Re: Map/Reduce algorithm needed- histogram

Posted by Chris Schilling <ch...@cellixis.com>.
What about running terrasort map/reduce?  I am not sure on the run-time complexity differences, but if you want to find the median of a large set, it gets the job done


On Mar 7, 2011, at 9:55 PM, Lance Norskog wrote:

> And now for some real machine learning. I would like to make a
> histogram of values in a dataset. For simplicity let's just find the
> median.
> 
> I would like to find the median value in a dataset via Map/Reduce. The
> basic idea is distributed error estimation and reduction:
>    start with a guess for the median.
>    map each value to one side of the median.
>    when the mapper finishes, also emit metadata to all reducers.
>        this metadata is the largest or smallest value in this sample.
> 
>    the receiver gets the metadata from all mappers for the 'guessed' median.
>    It also takes the boundary for the items it receives. It then
> combines all of the boundary values into a new guess of the median.
>    The job driver combines all of the reducer's boundaries and
> creates a new composite guess.
>    And repeat with some end condition. One can demand complete
> accuracy, or a percentage of misclassified items.
> 
> --------------------------------------------------
> More detail
> 
> This is an iterative design. Between each pass, there is a 'current
> median' value passed as metadata.
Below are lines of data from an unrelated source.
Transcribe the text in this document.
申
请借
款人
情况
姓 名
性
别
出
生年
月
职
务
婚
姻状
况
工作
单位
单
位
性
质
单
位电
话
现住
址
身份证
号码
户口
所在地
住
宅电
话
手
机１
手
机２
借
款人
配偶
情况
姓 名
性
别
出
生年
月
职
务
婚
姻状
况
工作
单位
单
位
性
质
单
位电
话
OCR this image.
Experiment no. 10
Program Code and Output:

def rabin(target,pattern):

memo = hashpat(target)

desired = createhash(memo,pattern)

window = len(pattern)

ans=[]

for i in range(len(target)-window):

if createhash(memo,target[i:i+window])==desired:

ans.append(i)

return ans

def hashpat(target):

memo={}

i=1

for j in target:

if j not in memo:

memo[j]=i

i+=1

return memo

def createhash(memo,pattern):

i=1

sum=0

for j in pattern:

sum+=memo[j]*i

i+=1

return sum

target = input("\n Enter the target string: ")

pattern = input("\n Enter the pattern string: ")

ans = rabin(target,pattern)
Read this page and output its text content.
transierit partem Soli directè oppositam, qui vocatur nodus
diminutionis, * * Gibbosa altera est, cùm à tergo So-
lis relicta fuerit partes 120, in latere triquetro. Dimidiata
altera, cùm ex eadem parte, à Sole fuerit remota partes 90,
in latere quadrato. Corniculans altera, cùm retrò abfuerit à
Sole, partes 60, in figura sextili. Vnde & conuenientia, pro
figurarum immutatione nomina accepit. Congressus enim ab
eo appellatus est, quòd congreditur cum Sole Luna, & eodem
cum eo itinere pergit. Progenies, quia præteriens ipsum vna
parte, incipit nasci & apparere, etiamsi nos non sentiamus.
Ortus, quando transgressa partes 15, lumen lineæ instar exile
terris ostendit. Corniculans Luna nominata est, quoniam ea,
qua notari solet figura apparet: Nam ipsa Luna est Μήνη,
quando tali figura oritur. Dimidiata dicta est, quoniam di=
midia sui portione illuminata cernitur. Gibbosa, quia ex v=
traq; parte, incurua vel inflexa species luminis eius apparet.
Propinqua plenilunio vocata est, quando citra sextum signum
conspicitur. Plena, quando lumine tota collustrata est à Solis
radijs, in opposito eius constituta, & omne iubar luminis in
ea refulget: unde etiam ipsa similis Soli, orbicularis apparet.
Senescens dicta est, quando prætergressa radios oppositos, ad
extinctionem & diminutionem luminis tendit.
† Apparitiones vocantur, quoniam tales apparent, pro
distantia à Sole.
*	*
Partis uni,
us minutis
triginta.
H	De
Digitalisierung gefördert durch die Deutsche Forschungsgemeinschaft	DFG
At the start, pick an arbitrary
> value.
> Key/value pair: ('upper'/'lower', (purpose='value'/boundary, item)
> In the key/value pair, there is a special boolean/enum type called
> 'purpose=value or boundary'. This is one of two values: an entry to be
> classified, or metadata giving the boundary values that the mapper
> found and emitted.
> 
>    Start of map phase:
>        Start with 'current median'.
>    Mapper:
>        The key is a boolean
>        However, 4 kinds of output.
>        key: boolean type: < current median or >= current median
>        value: (boolean purpose, number value)
>        loop(number):
>            map number to upper/lower bin for key
>            emit (key, (purpose = data, number) )
>            track maximum & minimum values
>        end
>        emit (! key, (purpose = boundary, maximum))
>    end Mapper
> 
>    Reducer:
>        Receives all (key = boolean, (purpose = boundary, number)) first.
>        This will receive the boundary values for the other bin,
> because the mapper wrote the boundary to !('upper' v.s. 'lower')
>        Calculates the mean of the boundary values as the new current median.
>        Receives and assigns all (purpose = number) tuples.
> 
> There is a problem with this: the Reducer has to cache all of the
> value tuples until it gets all of the boundary tuples. Thus it is
> memory-bound. The Mapper is not memory-bound.
> 
> A hack to fix this is to create a custom sorter that causes each
> reducer to receive the boundary tuples first.
> 
> 
> -- 
> Lance Norskog
> goksron@gmail.com